As part of the UN Food Systems Summit 2021, the dialogue explored the concept of a circular economy, with a focus on Chinese agricultural systems. China has rapidly transformed their food production systems to meet a “Zero Increase Action Plan” for fertilizers and pesticides, and therefore provides an excellent case study to explore the concept of a circular economy in sustainable food system further.

The aim of the dialogue was to: Share knowledge on the feasibility and risks of using organic fertiliser in agricultural production through adoption of a Circular Economy approach.

Discussions focused on the three key themes:

  1. Current policy frameworks and future policy drivers
  2. Technical adaptions in waste recovery and use of resources
  3. Potential risks and mitigation measures

The session opened with Prof. Steven Banwart setting the scene and outlining the Global Climate – Food –Sanitation Challenge. This was followed by 3 flask talks from Prof Yongguan Zhu, Dr Laura Carter and Prof. Jeremy Guest each talking on one of the 3 key themes.
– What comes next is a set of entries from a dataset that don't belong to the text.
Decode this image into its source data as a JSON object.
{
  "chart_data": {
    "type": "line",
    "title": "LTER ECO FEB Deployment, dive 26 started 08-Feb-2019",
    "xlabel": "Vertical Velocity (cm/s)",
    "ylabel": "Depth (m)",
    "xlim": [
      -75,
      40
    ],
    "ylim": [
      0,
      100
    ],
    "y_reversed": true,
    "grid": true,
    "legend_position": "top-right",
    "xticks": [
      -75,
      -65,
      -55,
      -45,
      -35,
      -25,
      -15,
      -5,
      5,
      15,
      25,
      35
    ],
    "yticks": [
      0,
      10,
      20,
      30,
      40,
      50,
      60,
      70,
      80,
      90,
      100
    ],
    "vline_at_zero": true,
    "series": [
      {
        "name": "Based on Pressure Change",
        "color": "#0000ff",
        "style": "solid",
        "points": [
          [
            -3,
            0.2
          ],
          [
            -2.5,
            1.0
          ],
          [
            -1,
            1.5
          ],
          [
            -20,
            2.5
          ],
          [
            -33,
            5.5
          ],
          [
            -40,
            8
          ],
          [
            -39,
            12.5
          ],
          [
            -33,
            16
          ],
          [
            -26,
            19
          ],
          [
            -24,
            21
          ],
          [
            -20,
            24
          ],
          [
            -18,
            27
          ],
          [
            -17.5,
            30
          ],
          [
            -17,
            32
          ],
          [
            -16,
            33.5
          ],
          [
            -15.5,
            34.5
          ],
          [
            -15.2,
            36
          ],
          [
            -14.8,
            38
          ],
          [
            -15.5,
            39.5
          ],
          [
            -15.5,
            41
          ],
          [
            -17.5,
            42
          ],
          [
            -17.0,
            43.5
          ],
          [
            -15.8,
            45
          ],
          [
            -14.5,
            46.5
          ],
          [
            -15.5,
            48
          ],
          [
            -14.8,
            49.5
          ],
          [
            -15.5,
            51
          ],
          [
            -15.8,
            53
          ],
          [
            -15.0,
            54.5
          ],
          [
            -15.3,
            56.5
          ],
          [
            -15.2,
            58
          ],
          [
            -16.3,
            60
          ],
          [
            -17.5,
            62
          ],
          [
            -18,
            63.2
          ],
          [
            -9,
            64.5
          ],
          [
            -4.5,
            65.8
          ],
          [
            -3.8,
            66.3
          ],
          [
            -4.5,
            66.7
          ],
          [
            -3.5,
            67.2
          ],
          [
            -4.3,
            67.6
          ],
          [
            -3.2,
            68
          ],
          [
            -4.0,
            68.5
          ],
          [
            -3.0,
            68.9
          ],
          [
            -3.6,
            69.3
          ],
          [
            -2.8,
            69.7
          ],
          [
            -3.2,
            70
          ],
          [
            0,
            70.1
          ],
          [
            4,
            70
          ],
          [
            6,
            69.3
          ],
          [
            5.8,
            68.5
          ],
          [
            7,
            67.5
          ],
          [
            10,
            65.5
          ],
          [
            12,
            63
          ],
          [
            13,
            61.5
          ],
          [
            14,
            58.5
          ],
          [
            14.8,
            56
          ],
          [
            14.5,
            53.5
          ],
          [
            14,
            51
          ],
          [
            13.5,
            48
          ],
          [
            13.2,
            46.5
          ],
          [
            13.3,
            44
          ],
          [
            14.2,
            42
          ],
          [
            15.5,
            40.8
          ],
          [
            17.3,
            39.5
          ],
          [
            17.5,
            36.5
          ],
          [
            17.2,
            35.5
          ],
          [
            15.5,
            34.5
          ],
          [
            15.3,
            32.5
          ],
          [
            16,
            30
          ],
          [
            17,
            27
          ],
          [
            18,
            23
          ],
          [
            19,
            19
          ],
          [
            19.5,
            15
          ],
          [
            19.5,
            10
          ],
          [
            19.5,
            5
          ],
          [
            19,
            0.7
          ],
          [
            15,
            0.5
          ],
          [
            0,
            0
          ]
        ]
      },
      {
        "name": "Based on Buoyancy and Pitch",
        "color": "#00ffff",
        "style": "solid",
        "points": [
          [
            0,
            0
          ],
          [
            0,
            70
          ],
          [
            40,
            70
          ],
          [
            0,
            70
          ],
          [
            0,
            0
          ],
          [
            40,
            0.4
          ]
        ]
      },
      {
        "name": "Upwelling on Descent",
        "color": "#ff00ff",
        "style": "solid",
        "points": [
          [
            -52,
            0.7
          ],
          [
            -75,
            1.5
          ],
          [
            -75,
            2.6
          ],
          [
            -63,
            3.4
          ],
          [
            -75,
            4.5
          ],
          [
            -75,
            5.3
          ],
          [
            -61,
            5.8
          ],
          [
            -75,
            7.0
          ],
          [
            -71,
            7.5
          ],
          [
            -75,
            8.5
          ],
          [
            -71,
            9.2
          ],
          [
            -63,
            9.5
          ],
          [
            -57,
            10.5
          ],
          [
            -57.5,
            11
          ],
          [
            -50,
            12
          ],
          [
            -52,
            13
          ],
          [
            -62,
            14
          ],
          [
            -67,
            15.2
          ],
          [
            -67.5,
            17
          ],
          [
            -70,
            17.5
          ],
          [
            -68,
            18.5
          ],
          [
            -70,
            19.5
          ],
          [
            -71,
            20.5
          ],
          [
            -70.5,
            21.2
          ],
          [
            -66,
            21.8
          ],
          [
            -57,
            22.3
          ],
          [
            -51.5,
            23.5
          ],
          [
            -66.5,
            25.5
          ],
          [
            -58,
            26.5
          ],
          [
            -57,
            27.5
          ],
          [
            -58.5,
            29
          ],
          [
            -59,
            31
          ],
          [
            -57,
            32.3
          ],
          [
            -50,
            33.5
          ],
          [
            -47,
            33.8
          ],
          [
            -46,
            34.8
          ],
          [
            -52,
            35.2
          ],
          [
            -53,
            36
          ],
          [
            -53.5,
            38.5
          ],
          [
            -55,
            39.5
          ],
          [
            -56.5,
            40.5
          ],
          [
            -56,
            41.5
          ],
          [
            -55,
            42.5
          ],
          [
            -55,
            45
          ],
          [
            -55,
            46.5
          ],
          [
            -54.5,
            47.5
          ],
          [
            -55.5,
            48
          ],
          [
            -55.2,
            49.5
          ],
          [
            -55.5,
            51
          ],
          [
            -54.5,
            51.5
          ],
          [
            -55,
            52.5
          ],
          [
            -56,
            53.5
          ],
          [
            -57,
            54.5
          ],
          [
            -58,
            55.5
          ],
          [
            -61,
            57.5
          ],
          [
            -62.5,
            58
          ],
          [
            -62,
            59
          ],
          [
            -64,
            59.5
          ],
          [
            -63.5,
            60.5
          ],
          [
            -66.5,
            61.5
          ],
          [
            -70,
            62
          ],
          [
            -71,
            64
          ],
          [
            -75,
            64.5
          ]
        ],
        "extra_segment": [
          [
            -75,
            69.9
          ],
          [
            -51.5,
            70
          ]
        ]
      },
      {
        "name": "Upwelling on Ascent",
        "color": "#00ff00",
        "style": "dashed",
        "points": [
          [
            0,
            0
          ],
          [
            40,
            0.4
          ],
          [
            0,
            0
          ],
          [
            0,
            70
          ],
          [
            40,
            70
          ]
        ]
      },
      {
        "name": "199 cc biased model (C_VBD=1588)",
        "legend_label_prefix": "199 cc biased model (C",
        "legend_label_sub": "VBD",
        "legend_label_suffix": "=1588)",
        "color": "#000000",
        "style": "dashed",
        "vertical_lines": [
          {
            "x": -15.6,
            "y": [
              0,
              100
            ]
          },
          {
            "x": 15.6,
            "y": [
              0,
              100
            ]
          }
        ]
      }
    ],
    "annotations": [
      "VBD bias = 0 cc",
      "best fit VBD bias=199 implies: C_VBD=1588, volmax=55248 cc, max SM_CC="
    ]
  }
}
This provided great stimulation and food for thought to open the discussion sessions.  

A report for the UN Food System Summit will be submitted by middle of June, 2021. This will be assimilated with reports from multiple other dialogues happening globally with the results to be presented at the UN Food System Summit meeting in September 2021 in New York. The team plan to work on a policy paper following this Dialogue. We will share updates and links to the report and paper once they are produced.